Another Depressing Aspect To The Current Reading
The large number of women executed for infanticide--in almost every case, unwed mothers (or worse, wed to someone who is away at sea at the time of conception). Typically these are cases where the mother (sometimes as young as 14) has managed to conceal her pregnancy from neighbors--and sometimes even from parents or landlord--and then kills the newborn in the hopes of not having the illegitimate birth discovered. Sometimes the death is just neglect--but often as not, they have actively caused the death, by strangulation, or bludgeoning. The most gruesome of all are the cases where the child is dropped into the latrine to drown.

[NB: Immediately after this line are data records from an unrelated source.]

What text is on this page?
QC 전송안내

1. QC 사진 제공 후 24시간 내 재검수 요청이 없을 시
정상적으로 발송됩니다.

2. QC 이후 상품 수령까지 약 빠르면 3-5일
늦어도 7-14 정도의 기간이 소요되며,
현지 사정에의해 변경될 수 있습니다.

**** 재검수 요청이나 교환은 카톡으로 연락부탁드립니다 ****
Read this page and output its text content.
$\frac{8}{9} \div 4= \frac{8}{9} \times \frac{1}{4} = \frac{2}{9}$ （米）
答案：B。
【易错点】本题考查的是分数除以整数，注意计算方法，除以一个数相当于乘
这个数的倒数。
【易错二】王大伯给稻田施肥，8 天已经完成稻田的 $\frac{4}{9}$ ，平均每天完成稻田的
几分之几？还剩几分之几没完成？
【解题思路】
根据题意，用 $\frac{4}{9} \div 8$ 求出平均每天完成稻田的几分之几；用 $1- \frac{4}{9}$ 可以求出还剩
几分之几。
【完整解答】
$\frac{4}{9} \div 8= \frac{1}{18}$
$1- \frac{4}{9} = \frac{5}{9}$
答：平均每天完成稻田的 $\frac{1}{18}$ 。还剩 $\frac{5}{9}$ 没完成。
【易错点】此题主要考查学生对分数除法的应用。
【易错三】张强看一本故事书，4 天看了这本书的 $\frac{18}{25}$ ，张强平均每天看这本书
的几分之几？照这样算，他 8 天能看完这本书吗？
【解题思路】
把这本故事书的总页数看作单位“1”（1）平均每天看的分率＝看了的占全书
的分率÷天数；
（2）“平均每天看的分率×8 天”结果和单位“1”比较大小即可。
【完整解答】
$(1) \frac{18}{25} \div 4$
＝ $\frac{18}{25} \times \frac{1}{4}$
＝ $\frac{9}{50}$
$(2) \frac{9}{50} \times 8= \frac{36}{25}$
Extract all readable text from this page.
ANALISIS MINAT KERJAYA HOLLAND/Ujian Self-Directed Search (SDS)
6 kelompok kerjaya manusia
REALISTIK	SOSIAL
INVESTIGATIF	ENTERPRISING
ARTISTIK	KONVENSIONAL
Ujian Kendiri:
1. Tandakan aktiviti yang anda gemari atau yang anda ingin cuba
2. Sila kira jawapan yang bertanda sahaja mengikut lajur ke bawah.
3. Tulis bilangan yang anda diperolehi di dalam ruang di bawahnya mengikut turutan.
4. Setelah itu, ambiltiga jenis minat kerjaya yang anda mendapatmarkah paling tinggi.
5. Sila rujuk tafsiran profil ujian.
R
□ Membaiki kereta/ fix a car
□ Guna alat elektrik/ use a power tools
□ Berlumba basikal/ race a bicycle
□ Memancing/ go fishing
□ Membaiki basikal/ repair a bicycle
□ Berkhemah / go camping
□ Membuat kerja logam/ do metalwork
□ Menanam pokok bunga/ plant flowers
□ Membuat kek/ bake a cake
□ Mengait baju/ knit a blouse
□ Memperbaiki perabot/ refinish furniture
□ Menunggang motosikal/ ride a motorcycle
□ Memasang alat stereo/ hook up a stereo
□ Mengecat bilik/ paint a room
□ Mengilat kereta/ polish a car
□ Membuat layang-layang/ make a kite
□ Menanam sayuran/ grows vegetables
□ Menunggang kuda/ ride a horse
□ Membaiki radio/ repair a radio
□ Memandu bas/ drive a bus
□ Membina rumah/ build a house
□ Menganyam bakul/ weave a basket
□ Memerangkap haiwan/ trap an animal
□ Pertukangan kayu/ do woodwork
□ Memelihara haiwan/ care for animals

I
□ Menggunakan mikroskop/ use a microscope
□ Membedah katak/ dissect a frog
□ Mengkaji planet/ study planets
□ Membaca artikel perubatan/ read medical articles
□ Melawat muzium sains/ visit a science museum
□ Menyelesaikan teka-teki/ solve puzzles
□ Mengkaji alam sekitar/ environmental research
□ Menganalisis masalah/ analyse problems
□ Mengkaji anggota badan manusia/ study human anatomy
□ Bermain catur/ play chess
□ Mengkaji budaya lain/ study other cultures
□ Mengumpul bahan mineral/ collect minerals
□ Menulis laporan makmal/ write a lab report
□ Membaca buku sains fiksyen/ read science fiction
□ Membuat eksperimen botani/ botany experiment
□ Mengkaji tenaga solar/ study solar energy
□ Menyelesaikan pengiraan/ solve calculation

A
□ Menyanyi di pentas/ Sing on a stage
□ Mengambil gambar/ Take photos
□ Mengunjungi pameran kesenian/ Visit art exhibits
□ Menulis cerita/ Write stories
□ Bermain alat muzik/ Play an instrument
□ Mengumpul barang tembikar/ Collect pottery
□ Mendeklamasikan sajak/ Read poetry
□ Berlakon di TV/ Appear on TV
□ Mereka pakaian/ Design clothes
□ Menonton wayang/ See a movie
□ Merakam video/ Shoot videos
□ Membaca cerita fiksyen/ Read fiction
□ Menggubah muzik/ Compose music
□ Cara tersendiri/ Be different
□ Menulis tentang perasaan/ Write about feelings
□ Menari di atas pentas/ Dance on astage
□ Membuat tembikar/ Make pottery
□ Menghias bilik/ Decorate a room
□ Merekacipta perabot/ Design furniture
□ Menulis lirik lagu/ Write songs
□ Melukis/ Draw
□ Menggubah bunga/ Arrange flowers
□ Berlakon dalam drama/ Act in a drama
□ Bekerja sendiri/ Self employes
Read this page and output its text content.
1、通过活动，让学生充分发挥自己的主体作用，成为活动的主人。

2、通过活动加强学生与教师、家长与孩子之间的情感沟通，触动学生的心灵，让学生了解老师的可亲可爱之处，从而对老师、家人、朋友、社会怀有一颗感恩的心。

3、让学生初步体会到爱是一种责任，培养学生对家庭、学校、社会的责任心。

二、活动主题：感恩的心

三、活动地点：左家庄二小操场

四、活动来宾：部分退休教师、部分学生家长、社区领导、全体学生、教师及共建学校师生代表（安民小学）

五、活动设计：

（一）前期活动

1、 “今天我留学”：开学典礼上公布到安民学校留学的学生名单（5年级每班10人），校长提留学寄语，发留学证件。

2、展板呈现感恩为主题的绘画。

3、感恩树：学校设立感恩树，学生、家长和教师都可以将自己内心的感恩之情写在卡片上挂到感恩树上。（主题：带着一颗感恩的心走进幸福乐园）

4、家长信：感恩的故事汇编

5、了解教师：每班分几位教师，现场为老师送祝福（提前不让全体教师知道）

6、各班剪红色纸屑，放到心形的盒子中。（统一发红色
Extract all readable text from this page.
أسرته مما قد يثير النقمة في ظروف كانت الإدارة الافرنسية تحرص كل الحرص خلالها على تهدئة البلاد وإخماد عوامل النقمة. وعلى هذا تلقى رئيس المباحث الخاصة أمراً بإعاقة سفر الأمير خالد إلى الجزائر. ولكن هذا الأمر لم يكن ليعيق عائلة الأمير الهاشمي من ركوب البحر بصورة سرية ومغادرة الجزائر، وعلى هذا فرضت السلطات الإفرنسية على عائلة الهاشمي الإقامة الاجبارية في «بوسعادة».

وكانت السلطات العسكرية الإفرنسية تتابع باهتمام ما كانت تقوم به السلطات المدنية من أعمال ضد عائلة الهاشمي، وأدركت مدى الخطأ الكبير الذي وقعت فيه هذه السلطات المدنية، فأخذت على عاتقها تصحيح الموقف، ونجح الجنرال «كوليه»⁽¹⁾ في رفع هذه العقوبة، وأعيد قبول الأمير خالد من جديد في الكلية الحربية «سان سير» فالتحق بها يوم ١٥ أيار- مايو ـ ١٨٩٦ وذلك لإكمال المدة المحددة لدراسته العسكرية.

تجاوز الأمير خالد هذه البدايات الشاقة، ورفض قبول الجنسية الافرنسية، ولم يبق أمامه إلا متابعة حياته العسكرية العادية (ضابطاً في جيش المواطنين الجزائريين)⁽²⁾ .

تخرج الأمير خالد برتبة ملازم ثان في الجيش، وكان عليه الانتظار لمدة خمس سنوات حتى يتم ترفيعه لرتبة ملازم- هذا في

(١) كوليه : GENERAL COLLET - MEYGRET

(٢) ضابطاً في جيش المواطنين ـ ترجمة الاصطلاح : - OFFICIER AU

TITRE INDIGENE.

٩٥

It's tempting to blame all of this on the barbarism of Colonial America's punishments for fornication and bastardy (both of which were serious crimes). But we have plenty of examples of this in the modern era--when there is not only no criminal sanction for being an unwed mother, there's barely any social disapproval (at least from the elites that define popular culture). And of course, the distinction between abortion and infanticide is primarily a legal one.
I scratch my head when I think about these cases. These weren't spur of the moment decisions: these women knew they were pregnant for at least many months, with some putting considerable effort into hiding their condition. In a few cases, they had boyfriends trying to arrange abortions--and in at least one case, the mother's conscience took precedence, and the boyfriend ended up in trouble. They had to have known that there were going to be questions about how they had gained so much weight--and then lost it, rather suddenly. There are so many hangings for infanticide in this period that they must have known that the risk of being caught was quite high.
Hearn claims that until 1696 the burden of proof requirement for murder meant that a court had to prove that the mother intentionally caused the death of her child, and that the child was born alive. In that year, he says, "An Act to Prevent the Destroying and Murder of Bastard Children," made it a capital crime for a mother to conceal the "birth, death or disposal of a child born out of wedlock regardless of whether the child was born dead or alive." [p. 110] However, Marietta and Rowe's Troubled Experiment says that the law in question was passed in the reign of James I, and other sources such as this refer to a statute with that exact same title from 1624, under James I. I can see the reasoning on this; without such a requirement, there was a strong incentive for an unwed mother to dispose of the evidence, and no reason to not do so.
It's all very depressing. You don't want to repeal laws simply because they are often violated. Laws sometimes discourage misbehavior, even when they do not completely stop it. At the same time, criminalizing what people are doing pretty commonly sometimes leads to worse crimes, as they attempt to hide the evidence of what they have done.